Quand nous fûmes sur le boulevard, il me dit :
– Je sais qui vous êtes… Vous êtes l’ami de Rocambole…
Je fis une légère grimace qu’il ne comprit pas, et il poursuivit :
– Si vous voulez m’emmener chez vous, je vous dirai tout.
– Vrai ?
– Je vous le jure.
Et il tremblait en parlant.
Je l’emmenai chez moi, et il me suivit sans résistance. Mais, quand nous fûmes dans mon cabinet et bien seuls, il se jeta à mes genoux :
– J’aime autant, me dit-il, en finir tout de suite.
– Comment ! en finir ?
– Sans doute, Rocambole a juré ma mort… Eh bien ! tuez-moi !…

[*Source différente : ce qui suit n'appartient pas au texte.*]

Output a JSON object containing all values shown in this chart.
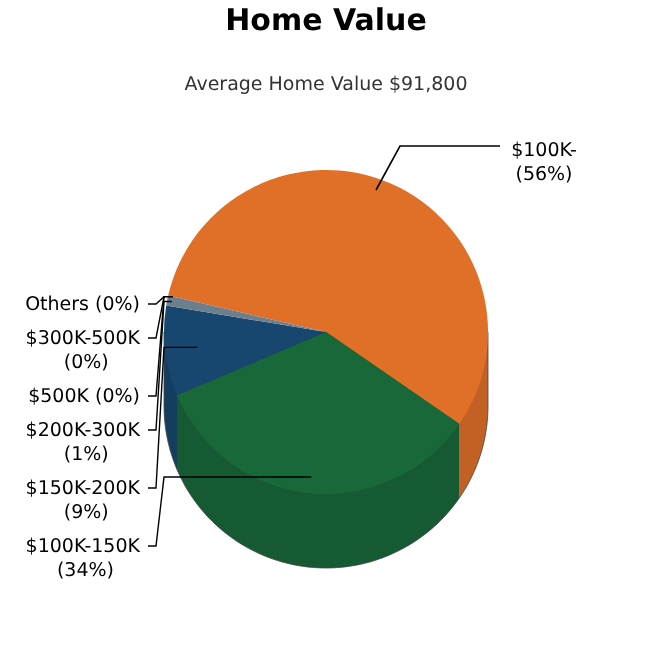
{
  "chart_data": {
    "type": "pie",
    "title": "Home Value",
    "subtitle": "Average Home Value  $91,800",
    "categories": [
      "$100K-",
      "$100K-150K",
      "$150K-200K",
      "$200K-300K",
      "$500K",
      "$300K-500K",
      "Others"
    ],
    "values": [
      56,
      34,
      9,
      1,
      0,
      0,
      0
    ],
    "value_labels": [
      "(56%)",
      "(34%)",
      "(9%)",
      "(1%)",
      "(0%)",
      "(0%)",
      "(0%)"
    ],
    "colors": [
      "#e07028",
      "#18683a",
      "#17476f",
      "#6d7f8c",
      "#8a8a8a",
      "#9a9a9a",
      "#a0a0a0"
    ]
  }
}
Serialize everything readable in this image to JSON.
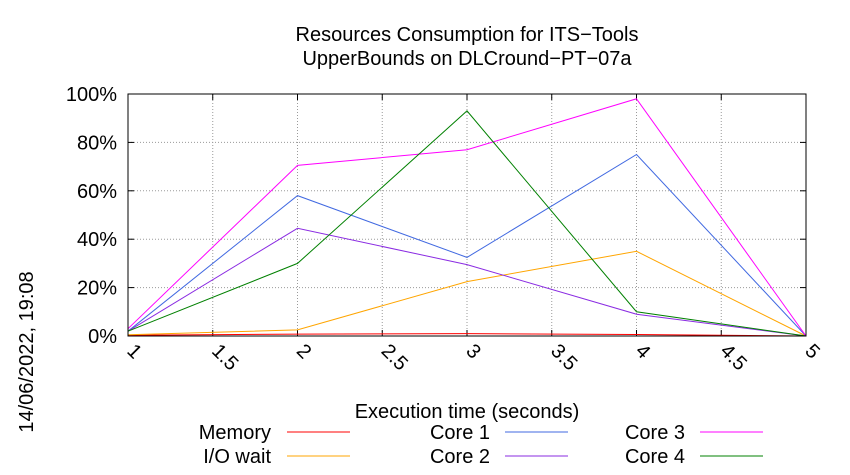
{
  "chart_data": {
    "type": "line",
    "title": "Resources Consumption for ITS−Tools",
    "subtitle": "UpperBounds on DLCround−PT−07a",
    "xlabel": "Execution time (seconds)",
    "ylabel": "",
    "side_label": "14/06/2022, 19:08",
    "xlim": [
      1,
      5
    ],
    "ylim": [
      0,
      100
    ],
    "x_ticks": [
      "1",
      "1.5",
      "2",
      "2.5",
      "3",
      "3.5",
      "4",
      "4.5",
      "5"
    ],
    "y_ticks": [
      "0%",
      "20%",
      "40%",
      "60%",
      "80%",
      "100%"
    ],
    "grid": true,
    "legend_position": "bottom",
    "x": [
      1,
      2,
      3,
      4,
      5
    ],
    "series": [
      {
        "name": "Memory",
        "color": "#ff0000",
        "values": [
          0.3,
          0.8,
          1.0,
          0.6,
          0
        ]
      },
      {
        "name": "I/O wait",
        "color": "#ffa500",
        "values": [
          0.5,
          2.5,
          22.5,
          35,
          0
        ]
      },
      {
        "name": "Core 1",
        "color": "#4169e1",
        "values": [
          2,
          58,
          32.5,
          75,
          0
        ]
      },
      {
        "name": "Core 2",
        "color": "#8a2be2",
        "values": [
          2,
          44.5,
          29.5,
          9,
          0
        ]
      },
      {
        "name": "Core 3",
        "color": "#ff00ff",
        "values": [
          3,
          70.5,
          77,
          98,
          0
        ]
      },
      {
        "name": "Core 4",
        "color": "#008000",
        "values": [
          2,
          30,
          93,
          10,
          0
        ]
      }
    ]
  }
}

Je voulus le rassurer ; mais il secoua la tête :
– Non, me dit-il, j’aime autant mourir… la vie que je mène est affreuse… tuez-moi… seulement, ne me faites pas souffrir…
Je commençais à comprendre que j’avais un fou devant moi.
Mais comment ce fou était-il en liberté ?
Comment avait-il des billets de mille francs en sa possession ?
Il y avait là une énigme que je me jurai d’éclaircir.
Et, feignant d’abonder dans son sens, je lui dis :
– J’ai des ordres sévères, et je ne sais pas encore ce que Rocambole décidera. Cependant je vous promets de remplir ma pénible mission avec humanité. En attendant, vous allez rester ici.
Une idée lumineuse m’était venue.
– Timoléon, m’étais-je dit, doit connaître cet homme.
Et, tandis que le malheureux se tenait devant moi dans l’attitude d’un patient qui attend l’heure de son supplice, j’écrivis à Timoléon quelques lignes, en le priant de venir sur-le-champ.
Mon domestique partit avec ma lettre, et j’avoue que l’heure qui s’écoula me parut longue.
On n’est pas en tête-à-tête avec un fou avec l’esprit aussi calme et le cœur aussi joyeux que si l’on avait affaire à une jolie femme.